In the United States, infections surged over the weekend as Florida reported an increase of more than 15,000 new cases in 24 hours, a record for any state. Numerous states have rolled back the loosening of restrictions on business operations and now require mask-wearing to slow the spread of the virus, which has killed nearly 140,000 people in the United States.

Brent futures fell 52 cents, or 1.2%, to settle at $42.72 a barrel, while U.S. West Texas Intermediate (WTI) crude lost 45 cents, or 1.1%, to settle at $40.10.

The market also remained on edge due to growing U.S. and European disputes with China. The European Union said it is preparing counter-measures on China in response to Beijing's new security law on Hong Kong.

China announced sanctions against the United States on Monday after Washington penalized senior Chinese officials over the treatment of Uighur Muslims.

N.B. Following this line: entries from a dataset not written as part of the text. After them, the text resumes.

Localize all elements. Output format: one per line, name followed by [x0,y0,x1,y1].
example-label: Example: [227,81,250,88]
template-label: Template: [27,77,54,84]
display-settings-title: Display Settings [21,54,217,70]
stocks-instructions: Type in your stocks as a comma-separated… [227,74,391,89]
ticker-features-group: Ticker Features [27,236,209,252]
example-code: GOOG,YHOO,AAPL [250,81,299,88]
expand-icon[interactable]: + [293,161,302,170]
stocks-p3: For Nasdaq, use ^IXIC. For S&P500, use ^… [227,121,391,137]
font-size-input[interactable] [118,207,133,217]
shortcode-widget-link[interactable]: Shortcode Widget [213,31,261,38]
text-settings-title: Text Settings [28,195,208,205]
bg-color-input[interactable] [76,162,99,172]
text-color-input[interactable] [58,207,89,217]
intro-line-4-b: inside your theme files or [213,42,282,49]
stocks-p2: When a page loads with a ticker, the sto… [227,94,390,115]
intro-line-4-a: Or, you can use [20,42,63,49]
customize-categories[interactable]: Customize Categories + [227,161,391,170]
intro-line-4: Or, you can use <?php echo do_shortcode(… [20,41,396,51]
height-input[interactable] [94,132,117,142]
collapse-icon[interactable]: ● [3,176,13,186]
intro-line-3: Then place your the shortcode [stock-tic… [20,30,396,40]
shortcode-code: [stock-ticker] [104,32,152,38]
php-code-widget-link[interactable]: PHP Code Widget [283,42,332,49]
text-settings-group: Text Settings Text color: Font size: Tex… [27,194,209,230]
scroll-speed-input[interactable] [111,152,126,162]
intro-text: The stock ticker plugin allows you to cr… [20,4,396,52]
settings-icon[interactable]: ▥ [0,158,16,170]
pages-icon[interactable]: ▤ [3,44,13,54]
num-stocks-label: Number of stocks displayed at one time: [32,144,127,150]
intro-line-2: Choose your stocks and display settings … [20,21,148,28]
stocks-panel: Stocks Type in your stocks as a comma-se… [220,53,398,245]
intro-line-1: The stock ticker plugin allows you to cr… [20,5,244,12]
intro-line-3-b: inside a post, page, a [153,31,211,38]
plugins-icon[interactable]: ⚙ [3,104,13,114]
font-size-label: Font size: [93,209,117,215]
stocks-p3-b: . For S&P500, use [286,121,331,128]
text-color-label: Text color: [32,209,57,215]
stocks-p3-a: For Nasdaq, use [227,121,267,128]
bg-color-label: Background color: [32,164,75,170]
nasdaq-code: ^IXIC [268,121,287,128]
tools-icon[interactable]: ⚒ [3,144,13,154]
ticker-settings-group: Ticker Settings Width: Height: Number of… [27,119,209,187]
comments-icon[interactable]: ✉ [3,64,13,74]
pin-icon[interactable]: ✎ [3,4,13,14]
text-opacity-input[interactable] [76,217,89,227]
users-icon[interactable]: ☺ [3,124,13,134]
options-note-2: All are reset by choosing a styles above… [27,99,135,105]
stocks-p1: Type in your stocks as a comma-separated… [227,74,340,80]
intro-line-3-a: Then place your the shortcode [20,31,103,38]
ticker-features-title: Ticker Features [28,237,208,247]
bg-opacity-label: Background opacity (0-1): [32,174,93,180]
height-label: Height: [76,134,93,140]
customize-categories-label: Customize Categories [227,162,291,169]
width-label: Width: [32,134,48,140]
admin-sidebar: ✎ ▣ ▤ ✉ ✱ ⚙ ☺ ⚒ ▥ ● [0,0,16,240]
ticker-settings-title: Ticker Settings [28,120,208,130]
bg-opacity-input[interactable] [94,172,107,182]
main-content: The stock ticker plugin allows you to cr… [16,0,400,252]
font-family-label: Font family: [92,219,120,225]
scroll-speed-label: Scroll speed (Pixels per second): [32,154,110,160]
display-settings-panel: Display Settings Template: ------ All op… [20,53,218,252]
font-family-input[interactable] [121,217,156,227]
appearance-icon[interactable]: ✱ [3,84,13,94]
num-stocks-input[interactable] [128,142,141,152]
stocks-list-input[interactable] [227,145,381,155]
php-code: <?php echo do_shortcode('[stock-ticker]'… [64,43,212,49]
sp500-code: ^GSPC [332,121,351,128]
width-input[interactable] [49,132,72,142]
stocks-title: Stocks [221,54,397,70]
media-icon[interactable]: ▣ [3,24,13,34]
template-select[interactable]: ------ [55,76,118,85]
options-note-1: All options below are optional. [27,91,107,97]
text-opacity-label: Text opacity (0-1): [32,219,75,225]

An Organization of the Petroleum Exporting Countries monitoring committee will meet on Tuesday and Wednesday and is expected to recommend levels for future supply cuts.

OPEC and allies, including Russia, are expected to ease production cuts to 7.7 million barrels per day, down from a record cut of 9.7 million bpd for May through June, as global oil demand has recovered.

"That seems a quite risky option, with the safer being a one-month extension," said Edward Moya, senior market analyst at OANDA in New York.